On the 5th, we’ll have a rally into a resistance level, and then we’ll have a breakdown with consecutively lower spikes up on the way down. On the 6th, there’s a period of volatility that ends with a fast, sudden move higher. On the 7th, there’s a notable fake out or shake out after a false triggering of an indicator to get traders to make impulsive decisions. There’s also a move to the downside that will stand out on a one-month chart.

On the 8th, there’s a prominent crest or peak after creating support at a low and then moving significantly higher. We’ll create a new support level after that move to the upside. We’ll break down to and through that support level to meet a secondary support level on the 9th. We’ll then rotate sideways along that key support. On the 10th, we’ll open higher, however there’s a decline into the middle part of the day. There’s either a fast, sudden move higher at the end of the day on the 10th or a move higher on the 11th ending that period of decline. Something with congress may be highlighted on the 10th or 11th. There’s sideways rotation on the 11th and at the end of the day, there’s a notable decline.

Week Three (2/12-2/18)

On the 12th, we’ll move higher through resistance to meet a highest high for the month and then fall back down shortly thereafter through the same price level with a full retracement. On the 13th, we’ll see the month’s high again, and we’ll have sideways fluidity along a key support level around that high. On the 14th, there’s a notable trough or low that will stand out on a one-month chart. On the 15th, there’s a sideways S-formation within a channel.

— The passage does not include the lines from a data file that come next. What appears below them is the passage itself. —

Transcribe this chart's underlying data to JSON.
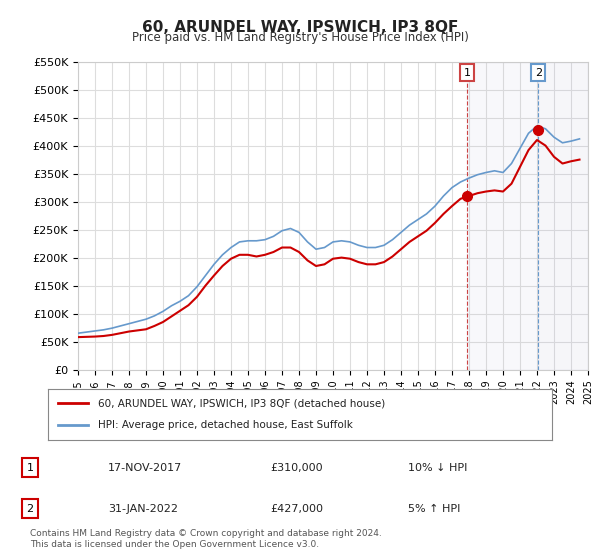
{
  "title": "60, ARUNDEL WAY, IPSWICH, IP3 8QF",
  "subtitle": "Price paid vs. HM Land Registry's House Price Index (HPI)",
  "ylabel_ticks": [
    "£0",
    "£50K",
    "£100K",
    "£150K",
    "£200K",
    "£250K",
    "£300K",
    "£350K",
    "£400K",
    "£450K",
    "£500K",
    "£550K"
  ],
  "ylim": [
    0,
    550000
  ],
  "xlim_years": [
    1995,
    2025
  ],
  "hpi_color": "#6699cc",
  "price_color": "#cc0000",
  "marker_color": "#cc0000",
  "background_color": "#ffffff",
  "grid_color": "#dddddd",
  "legend_entry1": "60, ARUNDEL WAY, IPSWICH, IP3 8QF (detached house)",
  "legend_entry2": "HPI: Average price, detached house, East Suffolk",
  "table_rows": [
    {
      "num": "1",
      "date": "17-NOV-2017",
      "price": "£310,000",
      "change": "10% ↓ HPI"
    },
    {
      "num": "2",
      "date": "31-JAN-2022",
      "price": "£427,000",
      "change": "5% ↑ HPI"
    }
  ],
  "footnote": "Contains HM Land Registry data © Crown copyright and database right 2024.\nThis data is licensed under the Open Government Licence v3.0.",
  "marker1_year": 2017.88,
  "marker1_price": 310000,
  "marker2_year": 2022.08,
  "marker2_price": 427000,
  "hpi_data_x": [
    1995,
    1995.5,
    1996,
    1996.5,
    1997,
    1997.5,
    1998,
    1998.5,
    1999,
    1999.5,
    2000,
    2000.5,
    2001,
    2001.5,
    2002,
    2002.5,
    2003,
    2003.5,
    2004,
    2004.5,
    2005,
    2005.5,
    2006,
    2006.5,
    2007,
    2007.5,
    2008,
    2008.5,
    2009,
    2009.5,
    2010,
    2010.5,
    2011,
    2011.5,
    2012,
    2012.5,
    2013,
    2013.5,
    2014,
    2014.5,
    2015,
    2015.5,
    2016,
    2016.5,
    2017,
    2017.5,
    2018,
    2018.5,
    2019,
    2019.5,
    2020,
    2020.5,
    2021,
    2021.5,
    2022,
    2022.5,
    2023,
    2023.5,
    2024,
    2024.5
  ],
  "hpi_data_y": [
    65000,
    67000,
    69000,
    71000,
    74000,
    78000,
    82000,
    86000,
    90000,
    96000,
    104000,
    114000,
    122000,
    132000,
    148000,
    168000,
    188000,
    205000,
    218000,
    228000,
    230000,
    230000,
    232000,
    238000,
    248000,
    252000,
    245000,
    228000,
    215000,
    218000,
    228000,
    230000,
    228000,
    222000,
    218000,
    218000,
    222000,
    232000,
    245000,
    258000,
    268000,
    278000,
    292000,
    310000,
    325000,
    335000,
    342000,
    348000,
    352000,
    355000,
    352000,
    368000,
    395000,
    422000,
    435000,
    430000,
    415000,
    405000,
    408000,
    412000
  ],
  "price_data_x": [
    1995,
    1995.5,
    1996,
    1996.5,
    1997,
    1997.5,
    1998,
    1998.5,
    1999,
    1999.5,
    2000,
    2000.5,
    2001,
    2001.5,
    2002,
    2002.5,
    2003,
    2003.5,
    2004,
    2004.5,
    2005,
    2005.5,
    2006,
    2006.5,
    2007,
    2007.5,
    2008,
    2008.5,
    2009,
    2009.5,
    2010,
    2010.5,
    2011,
    2011.5,
    2012,
    2012.5,
    2013,
    2013.5,
    2014,
    2014.5,
    2015,
    2015.5,
    2016,
    2016.5,
    2017,
    2017.5,
    2018,
    2018.5,
    2019,
    2019.5,
    2020,
    2020.5,
    2021,
    2021.5,
    2022,
    2022.5,
    2023,
    2023.5,
    2024,
    2024.5
  ],
  "price_data_y": [
    58000,
    58500,
    59000,
    60000,
    62000,
    65000,
    68000,
    70000,
    72000,
    78000,
    85000,
    95000,
    105000,
    115000,
    130000,
    150000,
    168000,
    185000,
    198000,
    205000,
    205000,
    202000,
    205000,
    210000,
    218000,
    218000,
    210000,
    195000,
    185000,
    188000,
    198000,
    200000,
    198000,
    192000,
    188000,
    188000,
    192000,
    202000,
    215000,
    228000,
    238000,
    248000,
    262000,
    278000,
    292000,
    305000,
    310000,
    315000,
    318000,
    320000,
    318000,
    332000,
    362000,
    392000,
    410000,
    400000,
    380000,
    368000,
    372000,
    375000
  ]
}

There’s a rally out of that S-formation into the 16th along a diagonal trend line. There’s a fast, sudden move higher marking the end of that rally toward the end of the day on the 17th. There’s a U-shaped dip on the 18th that forms near the intersection of two perpendicular diagonal trend lines. We’ll have a notable rally that commences out of the U-shaped dip midway through the day.

Week Four (2/19-2/25)

That rally will bring us into a notable crest on the 19th. It’s possible we’ll see another highest high on the 19th. I’m advised that there’s an imminent failure ahead, likely on the 25th. There’s a key resistance level highlighted on the 20th where volume and volatility flatten out a bit. On the 21st, there’s a lot of bumping along resistance and breaking through resistance. We’ll come back to a highest high on the 22nd. I’m advised to be cautious due to multiple false bottoms. On the 23rd, there’s a notable decline through multiple support levels. There’s a notable move higher on the 24th that brings us back to another highest high. There’s a higher peak or crest on the 25th followed by a sharp decline to the lowest low.

Week Five (2/26-2/28)

On the 26th, there’s a halting of a bullish trend marked by a sharp decline through key support. We’ll come back to another highest high for the month on the 27th where we’ll establish support. We’re bound by the upper end of a range on the 28th.

Sneak Preview

In March, there’s a crest that we revisit that was recently a past opportunity in the midst of some erratic behavior back and forth.